Page MenuHomePhabricator

decom spare server lawrencium/WMF3542
Closed, ResolvedPublic

Description

decom spare server lawrencium/WMF3542, it was already reclaimed to spares on T183343

all that is left is remove from rack, update racktables, remove switch port config


This checklist is able to be copied and pasted into phabricator hardware request tasks for reclaiming systems to spare or decom.

  • - all system services confirmed offline from production use
  • - set all icinga checks to maint mode/disabled while reclaim/decommmission takes place.
  • - remove system from all lvs/pybal active configuration
  • - any service group puppet/hiera/dsh config removed
  • - remove site.pp (replace with role::spare::system if system isn't shut down immediately during this process.)
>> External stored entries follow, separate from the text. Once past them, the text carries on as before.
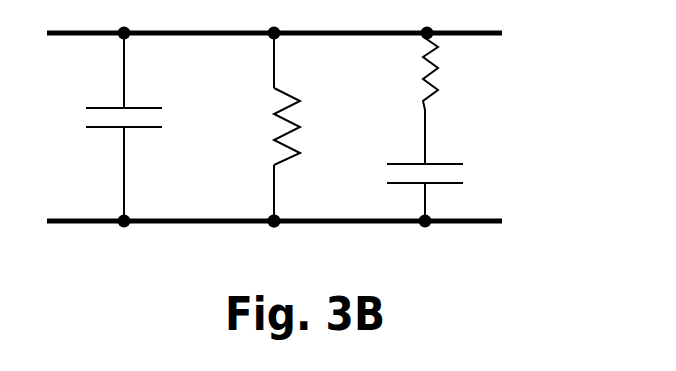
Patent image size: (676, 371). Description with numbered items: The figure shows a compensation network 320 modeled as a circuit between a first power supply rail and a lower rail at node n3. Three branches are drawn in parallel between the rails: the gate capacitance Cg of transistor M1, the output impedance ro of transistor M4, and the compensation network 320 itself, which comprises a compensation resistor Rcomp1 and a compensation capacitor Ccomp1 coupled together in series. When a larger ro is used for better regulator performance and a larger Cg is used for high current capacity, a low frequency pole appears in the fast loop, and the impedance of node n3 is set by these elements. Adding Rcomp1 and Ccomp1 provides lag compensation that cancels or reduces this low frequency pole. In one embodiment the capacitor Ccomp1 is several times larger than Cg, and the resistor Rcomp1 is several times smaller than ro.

The compensation network 320 is at (633, 50).
The gate capacitance Cg is at (104, 127).
The output impedance ro is at (269, 127).
The node n3 is at (284, 234).
The compensation resistor Rcomp1 is at (474, 98).
The compensation capacitor Ccomp1 is at (473, 187).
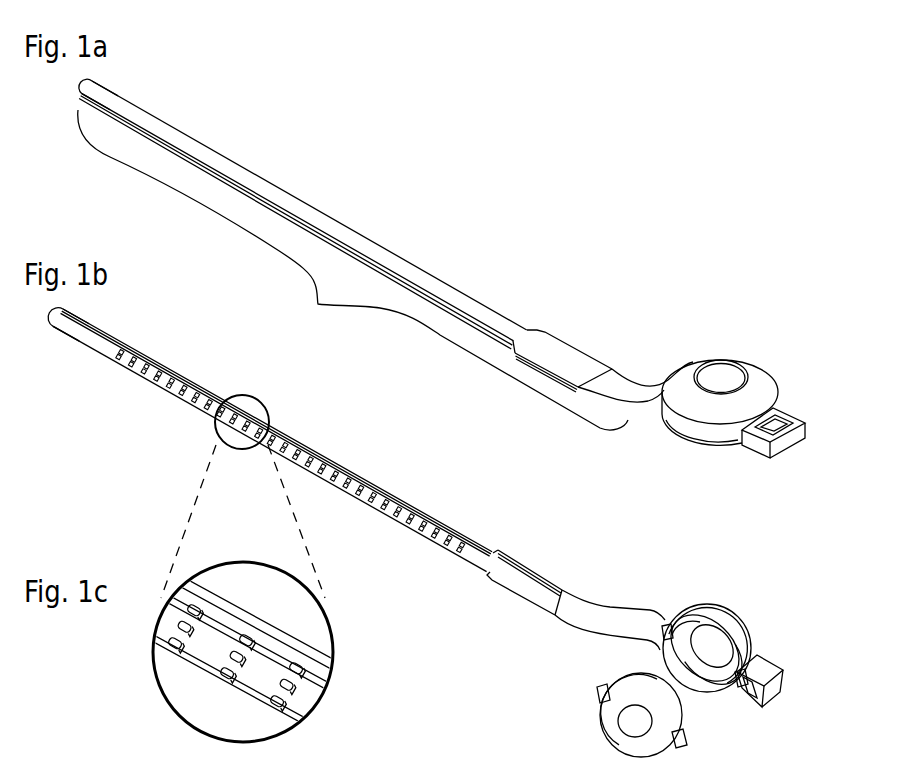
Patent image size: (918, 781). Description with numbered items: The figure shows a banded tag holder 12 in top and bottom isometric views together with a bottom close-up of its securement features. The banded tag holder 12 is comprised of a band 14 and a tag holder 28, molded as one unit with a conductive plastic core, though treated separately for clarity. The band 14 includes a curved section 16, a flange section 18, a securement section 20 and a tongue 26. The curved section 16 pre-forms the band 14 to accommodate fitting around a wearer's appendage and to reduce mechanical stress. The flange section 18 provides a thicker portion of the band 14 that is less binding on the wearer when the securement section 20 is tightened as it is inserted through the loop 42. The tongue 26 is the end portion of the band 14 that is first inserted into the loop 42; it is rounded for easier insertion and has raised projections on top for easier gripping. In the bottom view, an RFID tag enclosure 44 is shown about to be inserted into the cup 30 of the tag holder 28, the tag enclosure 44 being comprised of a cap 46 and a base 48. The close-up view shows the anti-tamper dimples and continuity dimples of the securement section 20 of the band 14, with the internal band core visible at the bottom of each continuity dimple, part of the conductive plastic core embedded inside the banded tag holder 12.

In FIG. 1A, the banded tag holder 12 is at (437, 185).
In FIG. 1A, the band 14 is at (353, 270).
In FIG. 1B, the band 14 is at (637, 618).
In FIG. 1A, the curved section 16 is at (660, 372).
In FIG. 1A, the flange section 18 is at (580, 356).
In FIG. 1B, the flange section 18 is at (540, 569).
In FIG. 1A, the securement section 20 is at (440, 268).
In FIG. 1B, the securement section 20 is at (327, 449).
In FIG. 1C, the securement section 20 is at (265, 658).
In FIG. 1A, the tongue 26 is at (116, 83).
In FIG. 1B, the tongue 26 is at (77, 345).
In FIG. 1A, the tag holder 28 is at (725, 358).
In FIG. 1B, the tag holder 28 is at (718, 592).
In FIG. 1B, the cup 30 is at (715, 666).
In FIG. 1A, the loop 42 is at (799, 418).
In FIG. 1B, the loop 42 is at (770, 664).
In FIG. 1B, the tag enclosure 44 is at (583, 677).
In FIG. 1B, the cap 46 is at (688, 716).
In FIG. 1B, the base 48 is at (601, 733).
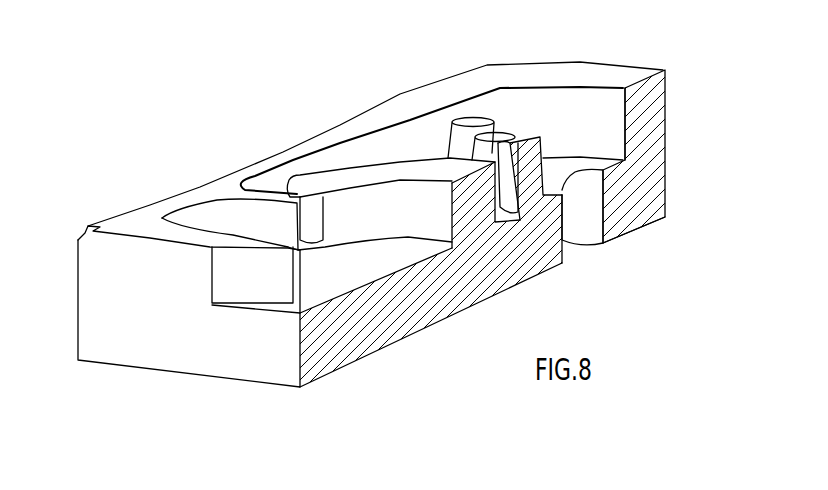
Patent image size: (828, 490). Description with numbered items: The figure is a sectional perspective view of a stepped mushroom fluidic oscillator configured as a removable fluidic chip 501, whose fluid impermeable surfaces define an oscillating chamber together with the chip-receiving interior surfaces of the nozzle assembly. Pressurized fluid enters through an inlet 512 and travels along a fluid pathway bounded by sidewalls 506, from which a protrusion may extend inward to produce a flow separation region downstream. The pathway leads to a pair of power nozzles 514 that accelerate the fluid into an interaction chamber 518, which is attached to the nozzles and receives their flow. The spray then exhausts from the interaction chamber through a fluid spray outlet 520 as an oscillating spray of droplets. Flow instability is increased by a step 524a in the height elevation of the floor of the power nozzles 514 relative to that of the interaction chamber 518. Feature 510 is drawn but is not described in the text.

The removable fluidic chip 501 is at (226, 93).
The sidewall 506 is at (338, 150).
The locating pins 510 is at (407, 143).
The power nozzles 514 is at (247, 182).
The fluid spray outlet 520 is at (520, 140).
The inlet 512 is at (583, 218).
The interaction chamber 518 is at (423, 220).
The step 524a is at (425, 220).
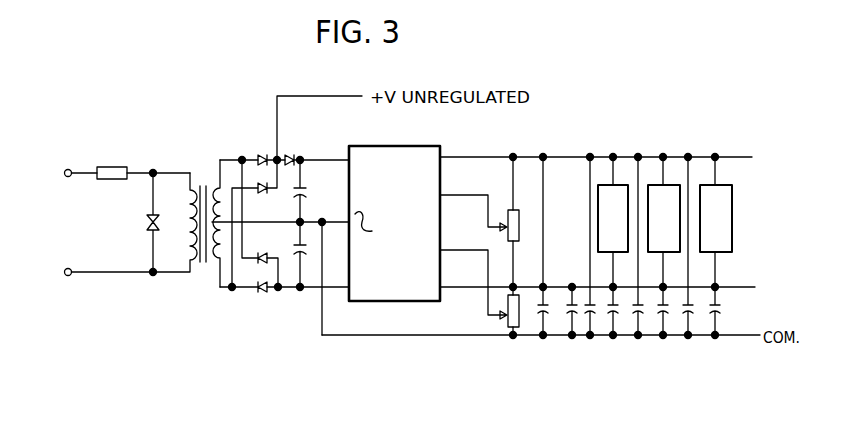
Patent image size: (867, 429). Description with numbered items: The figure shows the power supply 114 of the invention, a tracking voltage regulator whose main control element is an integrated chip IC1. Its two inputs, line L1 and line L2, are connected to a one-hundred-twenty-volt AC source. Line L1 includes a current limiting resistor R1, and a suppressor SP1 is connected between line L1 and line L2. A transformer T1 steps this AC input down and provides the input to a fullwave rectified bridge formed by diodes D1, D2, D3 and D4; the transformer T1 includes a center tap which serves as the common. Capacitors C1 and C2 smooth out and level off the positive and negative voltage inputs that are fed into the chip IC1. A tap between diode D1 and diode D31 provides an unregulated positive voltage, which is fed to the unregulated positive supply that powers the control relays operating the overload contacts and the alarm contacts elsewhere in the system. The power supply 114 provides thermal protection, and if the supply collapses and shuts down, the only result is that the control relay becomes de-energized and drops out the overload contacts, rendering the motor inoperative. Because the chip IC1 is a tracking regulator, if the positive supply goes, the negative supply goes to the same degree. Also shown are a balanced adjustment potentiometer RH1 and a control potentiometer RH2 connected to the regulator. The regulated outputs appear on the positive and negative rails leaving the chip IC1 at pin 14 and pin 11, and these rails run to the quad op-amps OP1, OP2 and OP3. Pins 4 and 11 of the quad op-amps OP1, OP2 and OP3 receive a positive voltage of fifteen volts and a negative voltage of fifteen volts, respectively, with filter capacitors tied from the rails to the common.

The input line L1 is at (70, 174).
The input line L2 is at (98, 273).
The current limiting resistor R1 is at (108, 167).
The suppressor SP1 is at (101, 223).
The transformer T1 is at (208, 262).
The diode D1 is at (261, 156).
The diode D2 is at (262, 192).
The diode D3 is at (260, 262).
The diode D4 is at (262, 291).
The diode D31 is at (288, 156).
The capacitor C1 is at (303, 190).
The capacitor C2 is at (296, 247).
The integrated chip IC1 is at (394, 223).
The power supply 114 is at (510, 129).
The pin 14 is at (608, 153).
The pin 11 is at (608, 279).
The balanced adjustment potentiometer RH1 is at (511, 210).
The control potentiometer RH2 is at (507, 318).
The pin 4 is at (656, 171).
The quad op-amp OP1 is at (613, 260).
The quad op-amp OP2 is at (664, 260).
The quad op-amp OP3 is at (716, 260).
START NON-INTERRUPPTABLE STEPS

  • - disable puppet on host
  • - remove all remaining puppet references (include role::spare)
  • - power down host
  • - disable switch port
  • - switch port assignment noted on this task (for later removal)
  • - remove production dns entries
  • - puppet node clean, puppet node deactivate

END NON-INTERRUPPTABLE STEPS

  • - system disks wiped (by onsite)
  • - IF DECOM: system unracked and decommissioned (by onsite), update racktables with result
  • - IF DECOM: switch port configration removed from switch once system is unracked.
  • - IF DECOM: mgmt dns entries removed.
  • - IF RECLAIM: system added back to spares tracking (by onsite)

Event Timeline

RobH triaged this task as Medium priority.Apr 3 2018, 9:42 PM
RobH created this task.
Cmjohnson moved this task from Backlog to Up next on the ops-eqiad board.Apr 10 2018, 2:00 PM

Change 427445 had a related patch set uploaded (by Cmjohnson; owner: Cmjohnson):
[operations/dns@master] removing dns entries for lawrencium

https://gerrit.wikimedia.org/r/427445

Change 427445 merged by Cmjohnson:
[operations/dns@master] removing dns entries for lawrencium

https://gerrit.wikimedia.org/r/427445

Cmjohnson closed this task as Resolved.Apr 18 2018, 5:19 PM

removed from rack, tracking sheet updated.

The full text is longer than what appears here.